Discussion of Related Art:
Satellite-based approaches to estimate location and velocity are known to be very power-hungry, draining the battery of mobile devices in a short time. This is one of the disadvantages of having to work with signals transmitted from satellites. Moreover, the accuracy of satellite-based systems for mobile devices can be low, especially in urban areas with canyon effects, which represent additional obstacles for the weak satellite signals. Furthermore, these satellite-based systems are not reliable in indoor environments. Consequently, there is a need for an accurate methodology that can deliver contextual information including velocity for pedestrians in any condition, even when they are indoors.
Computer vision based systems make use of several cameras in a lab environment and markers attached at critical points of the individual's body. Cameras record the body movement, and the video processing can deliver accurate measurements. However, their sophisticated setup and requirements make them laborious, expensive, space-constrained and difficult to implement in real-time applications.

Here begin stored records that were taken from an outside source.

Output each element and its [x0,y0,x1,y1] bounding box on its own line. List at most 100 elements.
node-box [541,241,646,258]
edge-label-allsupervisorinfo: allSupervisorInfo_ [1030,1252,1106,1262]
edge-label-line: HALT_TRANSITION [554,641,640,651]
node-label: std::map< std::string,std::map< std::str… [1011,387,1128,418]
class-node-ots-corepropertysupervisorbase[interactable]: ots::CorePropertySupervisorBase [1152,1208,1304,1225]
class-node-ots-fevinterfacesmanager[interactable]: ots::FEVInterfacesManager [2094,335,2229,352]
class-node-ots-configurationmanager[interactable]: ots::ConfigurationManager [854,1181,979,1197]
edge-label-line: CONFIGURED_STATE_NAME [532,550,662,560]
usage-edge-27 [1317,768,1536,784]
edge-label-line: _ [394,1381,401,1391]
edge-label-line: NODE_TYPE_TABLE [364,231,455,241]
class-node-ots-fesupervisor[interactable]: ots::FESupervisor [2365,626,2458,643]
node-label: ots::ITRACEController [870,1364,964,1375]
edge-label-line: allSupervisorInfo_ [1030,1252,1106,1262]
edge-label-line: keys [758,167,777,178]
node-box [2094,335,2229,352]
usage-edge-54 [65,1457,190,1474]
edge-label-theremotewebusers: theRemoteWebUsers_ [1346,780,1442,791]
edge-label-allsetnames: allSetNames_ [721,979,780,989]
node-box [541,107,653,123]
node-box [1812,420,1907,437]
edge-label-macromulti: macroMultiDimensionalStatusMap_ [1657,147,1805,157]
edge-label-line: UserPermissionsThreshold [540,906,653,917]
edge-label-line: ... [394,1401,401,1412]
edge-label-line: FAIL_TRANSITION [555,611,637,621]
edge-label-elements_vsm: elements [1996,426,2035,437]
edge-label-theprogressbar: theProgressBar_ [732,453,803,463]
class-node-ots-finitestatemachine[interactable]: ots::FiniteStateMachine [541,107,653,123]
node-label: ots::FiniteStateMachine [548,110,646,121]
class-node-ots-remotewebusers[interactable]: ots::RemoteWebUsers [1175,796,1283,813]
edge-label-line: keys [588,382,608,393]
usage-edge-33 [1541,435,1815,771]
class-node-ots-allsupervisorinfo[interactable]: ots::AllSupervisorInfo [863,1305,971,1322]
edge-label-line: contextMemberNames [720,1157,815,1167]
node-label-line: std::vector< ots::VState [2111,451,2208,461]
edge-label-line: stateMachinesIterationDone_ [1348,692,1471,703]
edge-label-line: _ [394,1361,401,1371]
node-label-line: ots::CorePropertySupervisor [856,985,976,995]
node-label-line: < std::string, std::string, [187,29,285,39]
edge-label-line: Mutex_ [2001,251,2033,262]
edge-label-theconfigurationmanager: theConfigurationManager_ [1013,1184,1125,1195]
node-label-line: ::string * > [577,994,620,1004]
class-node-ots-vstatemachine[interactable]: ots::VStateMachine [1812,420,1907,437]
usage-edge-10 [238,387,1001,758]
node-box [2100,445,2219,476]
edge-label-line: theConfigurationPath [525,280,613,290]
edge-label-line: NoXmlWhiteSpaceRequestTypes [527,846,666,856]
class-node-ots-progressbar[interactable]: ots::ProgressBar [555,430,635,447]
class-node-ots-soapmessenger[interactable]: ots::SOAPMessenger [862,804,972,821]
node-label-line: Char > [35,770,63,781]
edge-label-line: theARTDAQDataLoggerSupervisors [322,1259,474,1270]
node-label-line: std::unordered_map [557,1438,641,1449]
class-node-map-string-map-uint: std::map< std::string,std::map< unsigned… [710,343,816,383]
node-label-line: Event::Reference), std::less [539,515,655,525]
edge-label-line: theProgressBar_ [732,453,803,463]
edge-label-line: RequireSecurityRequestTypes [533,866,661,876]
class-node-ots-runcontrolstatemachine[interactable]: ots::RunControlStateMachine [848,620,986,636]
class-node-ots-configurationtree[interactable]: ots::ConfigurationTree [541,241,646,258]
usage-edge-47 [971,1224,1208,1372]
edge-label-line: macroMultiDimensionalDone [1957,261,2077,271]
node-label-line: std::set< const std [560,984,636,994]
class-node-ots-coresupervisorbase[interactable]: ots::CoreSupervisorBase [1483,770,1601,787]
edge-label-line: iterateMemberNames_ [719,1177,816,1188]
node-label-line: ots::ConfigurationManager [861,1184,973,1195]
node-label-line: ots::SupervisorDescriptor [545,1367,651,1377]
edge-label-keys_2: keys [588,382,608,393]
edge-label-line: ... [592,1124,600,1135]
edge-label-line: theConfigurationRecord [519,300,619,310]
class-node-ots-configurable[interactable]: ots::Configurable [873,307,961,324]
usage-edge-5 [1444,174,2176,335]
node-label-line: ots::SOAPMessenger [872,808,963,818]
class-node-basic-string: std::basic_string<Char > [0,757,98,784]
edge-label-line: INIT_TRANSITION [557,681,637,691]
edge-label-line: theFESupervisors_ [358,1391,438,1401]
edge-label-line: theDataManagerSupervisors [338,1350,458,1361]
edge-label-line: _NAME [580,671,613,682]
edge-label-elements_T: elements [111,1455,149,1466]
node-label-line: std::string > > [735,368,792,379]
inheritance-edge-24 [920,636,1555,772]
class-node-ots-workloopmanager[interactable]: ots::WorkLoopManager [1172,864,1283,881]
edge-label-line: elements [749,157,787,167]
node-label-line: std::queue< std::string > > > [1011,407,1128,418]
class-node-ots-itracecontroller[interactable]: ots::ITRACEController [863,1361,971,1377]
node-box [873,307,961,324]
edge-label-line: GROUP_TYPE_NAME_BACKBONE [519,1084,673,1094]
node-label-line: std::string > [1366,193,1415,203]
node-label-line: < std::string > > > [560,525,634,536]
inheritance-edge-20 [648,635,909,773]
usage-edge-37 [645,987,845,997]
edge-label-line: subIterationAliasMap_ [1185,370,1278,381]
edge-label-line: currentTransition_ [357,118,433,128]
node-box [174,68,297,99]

On the other hand, and thanks to the advancements in Micro Electro Mechanical Systems (MEMS) and wireless communications, monitoring systems based on wearable sensors are making progress. In this sense, the analysis of spatio-temporal parameters of human gait is a complex and difficult task. Moreover, sophisticated hardware requirements can raise the cost of the system.
For many applications, there is a need to efficiently leverage the sensors embedded in mobile and/or wearable devices to provide contextual information in real-time directly to the user.